City Attorney Michael Gates beat the state to the punch a week earlier, filing a suit against California over Senate Bill 35 – which forces cities behind on the state’s housing targets to accelerate the approval process. The suit argues the law impinges on the city’s right to control its own development.

Then 12 days later, using similar claims, Gates again sued the state over another affordable housing initiative, Senate Bill 166. At the Feb. 4 City Council meeting, Gates reported the second lawsuit was approved by council members 6-1 in closed session.

The two-way barrage of litigation has dampened Petrie-Norris’ initial hope that “both sides would seek mediation and settlement,” she said.

“Huntington Beach has chosen a different path,” she said. “That’s unfortunate for the city’s citizens who will miss out on funding streams that could be put to use in more productive ways. Both sides are spending taxpayer dollars in the courts – yet neither has enough money to do all the important things we need and want to do.”

California’s lawsuit seeks to force the city to increase the number of housing units affordable for a wide range of residents. The suit cites a unanimous Huntington Beach City Council vote in 2016 shelving a plan to meet state requirements by rezoning for more than 400 units.

The lawsuits originated by Huntington Beach contend the city’s charter status endows broad authority over local zoning. Huntington Beach is one of 121 charter cities in California, a designation decided by voters. Charter cities enjoy greater control over certain municipal affairs, as prescribed in the state constitution.

Gates made a similar argument about the autonomy of charter cities concerning California’s “sanctuary law,” SB 54. “The same general theory applies,” he said.

Last year, Gates sued the state over SB 54 – which limits, in some situations, sharing of information between police and immigration officers. In September, an Orange County Superior judge sided with the city. The California Department of Justice has appealed the ruling.

Gates said he has “heard people say” the state’s recent lawsuit against Huntington Beach “could be retaliation” for the city’s litigation against California.

“I have no direct evidence to support that,” he said. “It’s hard to tell what the motivation is. But it’s clear Huntington Beach is not the only city not in compliance, yet we are the only defendant named.”

Fifty-one cities – about 10 percent of California’s 482 cities – are out of compliance with state requirements for affordable housing, according to the California Business, Consumer Services and Housing Agency.

Like Petrie-Norris, former Westminster councilman Tyler Diep is new to Sacramento. Assemblyman Diep, who represents part of Huntington Beach, said he disagrees with the state’s lawsuit.

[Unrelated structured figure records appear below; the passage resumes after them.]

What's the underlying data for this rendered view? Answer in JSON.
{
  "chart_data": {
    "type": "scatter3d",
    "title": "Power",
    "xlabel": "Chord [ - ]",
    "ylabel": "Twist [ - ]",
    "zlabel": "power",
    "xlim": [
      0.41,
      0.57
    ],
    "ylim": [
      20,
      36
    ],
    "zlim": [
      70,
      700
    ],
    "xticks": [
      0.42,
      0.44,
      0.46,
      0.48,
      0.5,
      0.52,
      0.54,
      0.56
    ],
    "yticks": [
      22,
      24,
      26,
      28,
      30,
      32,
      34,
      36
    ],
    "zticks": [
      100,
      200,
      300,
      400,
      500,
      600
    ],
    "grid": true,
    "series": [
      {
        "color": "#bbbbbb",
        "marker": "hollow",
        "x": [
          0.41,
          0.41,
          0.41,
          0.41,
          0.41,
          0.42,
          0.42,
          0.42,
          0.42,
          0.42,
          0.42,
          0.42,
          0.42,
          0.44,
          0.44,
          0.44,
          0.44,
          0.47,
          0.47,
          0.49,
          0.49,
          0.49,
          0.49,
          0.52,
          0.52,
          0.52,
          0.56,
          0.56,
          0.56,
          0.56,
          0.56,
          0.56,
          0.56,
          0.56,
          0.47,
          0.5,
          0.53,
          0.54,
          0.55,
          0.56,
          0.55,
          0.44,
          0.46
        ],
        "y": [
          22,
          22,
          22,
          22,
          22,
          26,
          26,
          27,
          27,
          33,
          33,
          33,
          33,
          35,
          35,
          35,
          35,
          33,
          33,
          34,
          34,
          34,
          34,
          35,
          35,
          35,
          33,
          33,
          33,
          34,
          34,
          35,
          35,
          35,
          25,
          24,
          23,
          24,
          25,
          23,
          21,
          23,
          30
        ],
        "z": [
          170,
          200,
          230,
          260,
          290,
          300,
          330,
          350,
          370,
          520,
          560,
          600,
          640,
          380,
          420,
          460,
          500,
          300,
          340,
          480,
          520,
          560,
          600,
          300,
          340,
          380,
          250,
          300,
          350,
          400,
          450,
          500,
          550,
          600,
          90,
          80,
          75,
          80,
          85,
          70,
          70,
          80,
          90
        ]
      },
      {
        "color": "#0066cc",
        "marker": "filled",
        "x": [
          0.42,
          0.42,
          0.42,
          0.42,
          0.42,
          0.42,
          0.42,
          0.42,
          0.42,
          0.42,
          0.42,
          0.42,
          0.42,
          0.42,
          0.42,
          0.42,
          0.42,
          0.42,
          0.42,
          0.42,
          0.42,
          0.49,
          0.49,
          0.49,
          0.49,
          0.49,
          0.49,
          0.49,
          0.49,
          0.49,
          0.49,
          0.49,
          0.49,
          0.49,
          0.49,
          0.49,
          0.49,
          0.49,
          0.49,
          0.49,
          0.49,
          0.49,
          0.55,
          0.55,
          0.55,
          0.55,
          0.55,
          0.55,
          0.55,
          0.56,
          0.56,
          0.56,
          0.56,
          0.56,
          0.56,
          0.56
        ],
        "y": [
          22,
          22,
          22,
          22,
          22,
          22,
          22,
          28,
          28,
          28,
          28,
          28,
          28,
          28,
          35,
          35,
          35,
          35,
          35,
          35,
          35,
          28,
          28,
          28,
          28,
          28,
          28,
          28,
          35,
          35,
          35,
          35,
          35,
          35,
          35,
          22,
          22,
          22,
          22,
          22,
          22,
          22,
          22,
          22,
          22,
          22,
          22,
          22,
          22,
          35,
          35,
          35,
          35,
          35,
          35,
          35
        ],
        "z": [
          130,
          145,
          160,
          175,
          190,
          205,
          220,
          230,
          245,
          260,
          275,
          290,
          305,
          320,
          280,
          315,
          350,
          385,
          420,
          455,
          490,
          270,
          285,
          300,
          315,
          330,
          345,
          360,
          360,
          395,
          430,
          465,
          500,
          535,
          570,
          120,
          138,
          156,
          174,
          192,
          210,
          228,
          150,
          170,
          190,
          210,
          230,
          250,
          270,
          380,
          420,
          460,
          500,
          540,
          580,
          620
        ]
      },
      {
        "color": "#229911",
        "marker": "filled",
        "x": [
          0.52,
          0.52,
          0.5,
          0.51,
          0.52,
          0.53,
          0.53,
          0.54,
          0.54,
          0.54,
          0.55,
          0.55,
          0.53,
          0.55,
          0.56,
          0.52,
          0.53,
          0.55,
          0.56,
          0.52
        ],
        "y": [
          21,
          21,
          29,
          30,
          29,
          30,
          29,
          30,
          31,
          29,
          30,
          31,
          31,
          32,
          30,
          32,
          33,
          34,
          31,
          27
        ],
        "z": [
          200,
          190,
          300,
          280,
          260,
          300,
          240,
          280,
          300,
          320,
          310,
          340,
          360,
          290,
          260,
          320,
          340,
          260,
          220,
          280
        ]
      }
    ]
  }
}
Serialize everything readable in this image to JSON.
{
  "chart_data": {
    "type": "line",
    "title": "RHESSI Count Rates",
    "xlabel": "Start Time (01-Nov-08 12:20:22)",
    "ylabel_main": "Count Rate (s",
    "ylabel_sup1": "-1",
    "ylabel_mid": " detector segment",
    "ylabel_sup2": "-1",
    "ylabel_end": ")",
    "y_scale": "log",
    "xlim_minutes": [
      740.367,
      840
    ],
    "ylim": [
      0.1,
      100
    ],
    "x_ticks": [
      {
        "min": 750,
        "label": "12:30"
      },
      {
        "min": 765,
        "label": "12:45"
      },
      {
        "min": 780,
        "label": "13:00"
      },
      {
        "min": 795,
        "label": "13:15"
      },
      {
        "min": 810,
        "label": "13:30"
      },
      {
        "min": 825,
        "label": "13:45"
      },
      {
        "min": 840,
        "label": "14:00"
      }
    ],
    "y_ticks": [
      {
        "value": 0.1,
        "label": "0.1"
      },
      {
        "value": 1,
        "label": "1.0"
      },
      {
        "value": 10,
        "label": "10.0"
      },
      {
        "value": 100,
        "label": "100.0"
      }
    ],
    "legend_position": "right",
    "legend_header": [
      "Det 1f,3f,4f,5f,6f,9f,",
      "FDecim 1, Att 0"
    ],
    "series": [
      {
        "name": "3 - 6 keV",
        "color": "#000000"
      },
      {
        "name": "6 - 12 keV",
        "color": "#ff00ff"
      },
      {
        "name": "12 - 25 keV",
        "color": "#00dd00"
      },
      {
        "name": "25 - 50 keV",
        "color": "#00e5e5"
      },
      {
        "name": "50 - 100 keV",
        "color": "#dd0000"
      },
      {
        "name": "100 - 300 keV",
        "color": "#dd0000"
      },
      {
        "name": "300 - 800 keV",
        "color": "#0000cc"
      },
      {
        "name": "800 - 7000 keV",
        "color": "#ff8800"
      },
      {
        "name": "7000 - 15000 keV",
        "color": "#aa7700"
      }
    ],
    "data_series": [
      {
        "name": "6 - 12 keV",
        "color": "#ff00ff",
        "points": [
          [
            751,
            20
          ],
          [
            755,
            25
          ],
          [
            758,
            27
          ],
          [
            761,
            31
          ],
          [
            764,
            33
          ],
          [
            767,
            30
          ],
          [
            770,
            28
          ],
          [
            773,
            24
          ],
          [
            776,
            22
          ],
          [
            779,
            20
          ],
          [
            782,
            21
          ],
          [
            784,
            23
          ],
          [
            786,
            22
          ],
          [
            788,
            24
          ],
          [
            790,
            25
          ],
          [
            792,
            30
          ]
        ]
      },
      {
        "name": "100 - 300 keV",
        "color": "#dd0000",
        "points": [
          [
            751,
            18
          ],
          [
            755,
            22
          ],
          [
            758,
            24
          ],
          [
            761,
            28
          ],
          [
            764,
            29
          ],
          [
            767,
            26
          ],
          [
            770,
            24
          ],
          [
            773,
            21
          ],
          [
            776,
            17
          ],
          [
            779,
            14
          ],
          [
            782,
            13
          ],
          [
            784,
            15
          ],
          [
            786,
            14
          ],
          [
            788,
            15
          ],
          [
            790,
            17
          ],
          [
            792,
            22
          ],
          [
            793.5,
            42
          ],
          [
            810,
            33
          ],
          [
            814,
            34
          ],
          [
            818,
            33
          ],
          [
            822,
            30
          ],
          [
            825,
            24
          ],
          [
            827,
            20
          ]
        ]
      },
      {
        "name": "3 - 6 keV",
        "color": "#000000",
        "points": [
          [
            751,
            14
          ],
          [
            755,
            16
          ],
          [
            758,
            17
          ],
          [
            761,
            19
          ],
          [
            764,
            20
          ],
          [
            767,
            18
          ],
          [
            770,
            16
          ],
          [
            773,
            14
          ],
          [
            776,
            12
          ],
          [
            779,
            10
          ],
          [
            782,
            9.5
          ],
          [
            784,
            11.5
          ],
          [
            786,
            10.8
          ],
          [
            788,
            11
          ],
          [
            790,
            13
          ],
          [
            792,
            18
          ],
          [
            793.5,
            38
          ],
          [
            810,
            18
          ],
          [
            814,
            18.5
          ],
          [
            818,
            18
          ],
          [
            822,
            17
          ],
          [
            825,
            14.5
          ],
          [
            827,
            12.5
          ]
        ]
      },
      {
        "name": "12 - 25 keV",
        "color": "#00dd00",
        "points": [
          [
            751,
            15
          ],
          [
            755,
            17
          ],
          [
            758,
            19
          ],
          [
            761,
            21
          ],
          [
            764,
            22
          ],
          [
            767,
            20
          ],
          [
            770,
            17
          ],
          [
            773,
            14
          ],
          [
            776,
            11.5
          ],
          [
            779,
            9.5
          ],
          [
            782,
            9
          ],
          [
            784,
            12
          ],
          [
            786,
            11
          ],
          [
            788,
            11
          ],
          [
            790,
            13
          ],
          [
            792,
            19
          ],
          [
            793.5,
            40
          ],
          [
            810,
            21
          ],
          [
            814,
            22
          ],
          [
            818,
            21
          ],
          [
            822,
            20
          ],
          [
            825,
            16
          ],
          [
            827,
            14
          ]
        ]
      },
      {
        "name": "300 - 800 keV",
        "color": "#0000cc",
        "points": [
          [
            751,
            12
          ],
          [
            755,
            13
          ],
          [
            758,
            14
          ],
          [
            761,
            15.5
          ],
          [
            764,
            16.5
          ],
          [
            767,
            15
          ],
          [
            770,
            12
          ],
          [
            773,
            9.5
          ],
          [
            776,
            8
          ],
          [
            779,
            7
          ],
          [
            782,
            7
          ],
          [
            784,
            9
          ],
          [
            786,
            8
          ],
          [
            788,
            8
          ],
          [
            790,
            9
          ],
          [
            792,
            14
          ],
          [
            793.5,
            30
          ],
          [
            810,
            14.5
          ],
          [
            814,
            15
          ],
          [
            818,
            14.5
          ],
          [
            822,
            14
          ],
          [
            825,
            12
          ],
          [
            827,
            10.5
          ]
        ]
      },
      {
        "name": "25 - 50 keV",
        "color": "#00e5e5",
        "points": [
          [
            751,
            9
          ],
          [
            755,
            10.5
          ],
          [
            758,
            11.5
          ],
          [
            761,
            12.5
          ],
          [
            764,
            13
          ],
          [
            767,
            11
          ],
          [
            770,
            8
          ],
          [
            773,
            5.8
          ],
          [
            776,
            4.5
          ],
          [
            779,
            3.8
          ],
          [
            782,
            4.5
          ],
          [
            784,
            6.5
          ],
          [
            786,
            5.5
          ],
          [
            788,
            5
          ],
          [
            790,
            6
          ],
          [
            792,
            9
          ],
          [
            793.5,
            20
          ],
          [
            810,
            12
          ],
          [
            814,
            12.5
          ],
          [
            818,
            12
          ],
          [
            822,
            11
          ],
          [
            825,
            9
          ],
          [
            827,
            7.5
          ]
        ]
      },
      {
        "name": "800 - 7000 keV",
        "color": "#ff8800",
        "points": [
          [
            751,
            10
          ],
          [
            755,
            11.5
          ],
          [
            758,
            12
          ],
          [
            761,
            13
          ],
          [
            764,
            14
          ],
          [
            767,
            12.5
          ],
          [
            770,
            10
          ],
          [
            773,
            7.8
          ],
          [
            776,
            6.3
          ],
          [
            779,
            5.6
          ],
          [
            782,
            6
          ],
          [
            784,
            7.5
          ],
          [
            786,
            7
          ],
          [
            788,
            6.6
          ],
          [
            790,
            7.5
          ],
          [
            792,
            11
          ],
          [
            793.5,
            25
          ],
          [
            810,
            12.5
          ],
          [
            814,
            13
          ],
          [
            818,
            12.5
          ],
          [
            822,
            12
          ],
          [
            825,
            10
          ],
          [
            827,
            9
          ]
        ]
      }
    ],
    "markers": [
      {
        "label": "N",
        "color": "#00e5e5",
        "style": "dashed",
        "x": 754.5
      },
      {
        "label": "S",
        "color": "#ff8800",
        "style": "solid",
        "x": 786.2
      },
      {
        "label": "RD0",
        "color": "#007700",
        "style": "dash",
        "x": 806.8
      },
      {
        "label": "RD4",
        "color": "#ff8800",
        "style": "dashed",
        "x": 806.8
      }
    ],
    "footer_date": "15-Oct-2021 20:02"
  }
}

“Litigation to force housing in any city is an ineffective way to approach the housing shortage,” he said.

“As a legal tactic,” the Republican assemblyman said he understands the city’s lawsuits.

“Huntington Beach was right to go on the offensive,” Diep said. “Both parties are now plaintiffs. That puts Huntington Beach on the same legal footing as the state.”

However, Diep emphasized: “I strongly support affordable housing, and I think Huntington Beach should help provide more of it.”

On Wednesday, Feb. 6, Diep and Petrie-Norris joined in a bipartisan letter decrying all three lawsuits. It is addressed to both Huntington Beach Mayor Erik Peterson and Gov. Newsom.

Another two Huntington Beach area assembly members, Tom Umberg and John Moorlach, also signed the entreaty urging the city and state “to immediately begin to mediate this disagreement.”

“These three cases alone will cost millions of dollars and take years to resolve,” the letter reads. “In the meantime, little or no additional housing will be constructed for the populations who need it most.”